The DevEver Documentation and Specification Language (DEDOC)

Introduction

This document specifies the DevEver Documentation and Specification Language (DEDOC). DEDOC is an XML schema and markup language intended for the specification of technical specifications, standards and documentation. For more information on DEDOC and its supporting tooling, see the DEDOC website.

How DEDOC is specified. Note that this specification is itself written as a Guile Scheme program, which, when executed, outputs XHTML with embedded RELAX NG schema definitions. Thus, this document is both human and machine-readable. Generally, the RELAX NG schema will be automatically extracted from this document to facilitate its further use for validation purposes.

Because the RELAX NG schema is written as part of this document, this document is the canonical source for the RELAX NG schema definitions for DEDOC. Thus, this document constitutes the normative specification for DEDOC for the purposes of both human-readable and machine-readable expressions.

Moreover, the expression of DEDOC herein, in which narrative is interweaved with RELAX NG definitions shown inline, constitutes an application of “literate programming” methodology to XML schema definition. This is directly inspired by other attempts to both apply literate programming to XML schema definition while simultaneously having a single source of truth for schema definition, most notably TEI's “One Document Does It All” (TEI ODD) model.

The choice of XHTML as the schema for this document was made to avoid circular dependencies on DEDOC.

Purposes of DEDOC. DEDOC is intended to support writing documentation once and producing multiple production quality output formats, including:

XHTML (multiple pages);
XHTML (single page);
EPUB;
PDF via ConTeXt XML, for the highest quality typesetting for print output;
PDF via XSL-FO (low-quality output; ConTeXt preferred);
man pages (in mdoc format); and
plain text (RFC-style).

There exists an existing XML-based markup language, namely DocBook, which aims to cover much of this ground, but DocBook suffers from several issues:

it is an expansive and extremely complex taxonomy, with a massive number of features unlikely to be fully supported by any given transformation toolchain;
the available open source tooling for typesetting DocBook into print cannot produce output of as high a quality as TeX can (for production typesetting, commercially available XSL-FO implementations such as Antenna House's appear to be used);
DEDOC aims to have better support for the high-fidelity yet ergonomic expression of figures and diagrams.

When designing a universal source format for documentation which aims to target the production of multiple output forms, the means by which diagrams are to be expressed becomes a potentially complicated question. In particular:

production-quality PDF outputs require diagrams be incorporated in vector (PDF) form for acceptable quality;
modern XHTML outputs require diagrams in SVG form if they are to be resolution-independent;
older web or EPUB devices might require diagrams be provided in raster (e.g. PNG) form.

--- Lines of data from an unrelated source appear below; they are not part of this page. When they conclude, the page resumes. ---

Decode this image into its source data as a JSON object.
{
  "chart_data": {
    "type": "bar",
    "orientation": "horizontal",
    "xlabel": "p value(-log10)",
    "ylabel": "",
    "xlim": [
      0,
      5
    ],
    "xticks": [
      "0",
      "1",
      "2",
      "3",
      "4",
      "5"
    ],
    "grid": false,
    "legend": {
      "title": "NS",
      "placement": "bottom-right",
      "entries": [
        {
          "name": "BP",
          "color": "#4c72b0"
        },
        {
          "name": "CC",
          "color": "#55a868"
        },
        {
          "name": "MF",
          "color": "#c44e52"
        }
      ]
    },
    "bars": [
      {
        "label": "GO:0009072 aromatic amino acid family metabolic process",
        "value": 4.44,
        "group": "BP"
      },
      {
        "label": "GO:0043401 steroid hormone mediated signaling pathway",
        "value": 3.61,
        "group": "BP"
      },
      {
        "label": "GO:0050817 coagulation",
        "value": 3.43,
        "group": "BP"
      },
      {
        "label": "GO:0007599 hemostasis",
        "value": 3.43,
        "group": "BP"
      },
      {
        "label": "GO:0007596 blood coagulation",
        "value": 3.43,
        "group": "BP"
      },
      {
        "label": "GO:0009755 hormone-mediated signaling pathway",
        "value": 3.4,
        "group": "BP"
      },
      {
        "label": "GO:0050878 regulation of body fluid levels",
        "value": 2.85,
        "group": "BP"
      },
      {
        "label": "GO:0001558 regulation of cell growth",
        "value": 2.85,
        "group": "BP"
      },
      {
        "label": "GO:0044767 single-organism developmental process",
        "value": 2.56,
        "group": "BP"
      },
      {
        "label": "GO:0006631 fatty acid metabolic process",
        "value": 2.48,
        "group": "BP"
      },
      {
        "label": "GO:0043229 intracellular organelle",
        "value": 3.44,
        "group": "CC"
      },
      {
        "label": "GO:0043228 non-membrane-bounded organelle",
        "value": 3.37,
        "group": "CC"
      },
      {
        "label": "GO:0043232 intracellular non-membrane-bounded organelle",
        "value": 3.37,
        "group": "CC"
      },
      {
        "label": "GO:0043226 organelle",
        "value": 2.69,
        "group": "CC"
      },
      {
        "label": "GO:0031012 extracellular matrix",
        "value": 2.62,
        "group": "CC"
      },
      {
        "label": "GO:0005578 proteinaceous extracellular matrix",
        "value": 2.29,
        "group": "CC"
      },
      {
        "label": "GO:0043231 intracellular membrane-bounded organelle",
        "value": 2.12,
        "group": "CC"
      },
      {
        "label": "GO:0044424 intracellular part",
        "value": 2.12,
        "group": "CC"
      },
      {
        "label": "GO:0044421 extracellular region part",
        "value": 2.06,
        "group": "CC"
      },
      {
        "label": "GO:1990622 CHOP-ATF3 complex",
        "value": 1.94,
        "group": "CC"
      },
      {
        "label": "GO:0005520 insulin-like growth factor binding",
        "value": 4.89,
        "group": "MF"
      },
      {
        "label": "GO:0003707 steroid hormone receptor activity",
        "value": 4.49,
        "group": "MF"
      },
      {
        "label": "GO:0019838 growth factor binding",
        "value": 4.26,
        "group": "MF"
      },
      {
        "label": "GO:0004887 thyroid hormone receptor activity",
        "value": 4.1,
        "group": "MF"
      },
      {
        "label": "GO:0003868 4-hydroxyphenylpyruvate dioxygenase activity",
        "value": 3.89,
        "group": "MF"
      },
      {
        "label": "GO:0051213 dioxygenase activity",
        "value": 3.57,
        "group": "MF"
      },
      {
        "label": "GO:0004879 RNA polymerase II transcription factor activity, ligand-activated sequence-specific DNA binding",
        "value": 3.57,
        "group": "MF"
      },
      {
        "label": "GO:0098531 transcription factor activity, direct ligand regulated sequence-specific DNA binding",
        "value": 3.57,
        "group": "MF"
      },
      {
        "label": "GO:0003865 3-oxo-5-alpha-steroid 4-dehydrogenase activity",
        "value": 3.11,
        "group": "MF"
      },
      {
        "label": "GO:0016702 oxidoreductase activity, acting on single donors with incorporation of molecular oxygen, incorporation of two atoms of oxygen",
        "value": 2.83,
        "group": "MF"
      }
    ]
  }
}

What complicates this matter further is that diagrams may contain text. Where a specific typesetting system is used such as TeX, it is likely to be jarring if text in a diagram is rendered differently to the main body text, as there can be distinctive differences in rendering. Conversely, if a diagram has its text typeset in TeX, because the diagram was generate via TeX, it may be jarring for such a diagram to appear inside a web page.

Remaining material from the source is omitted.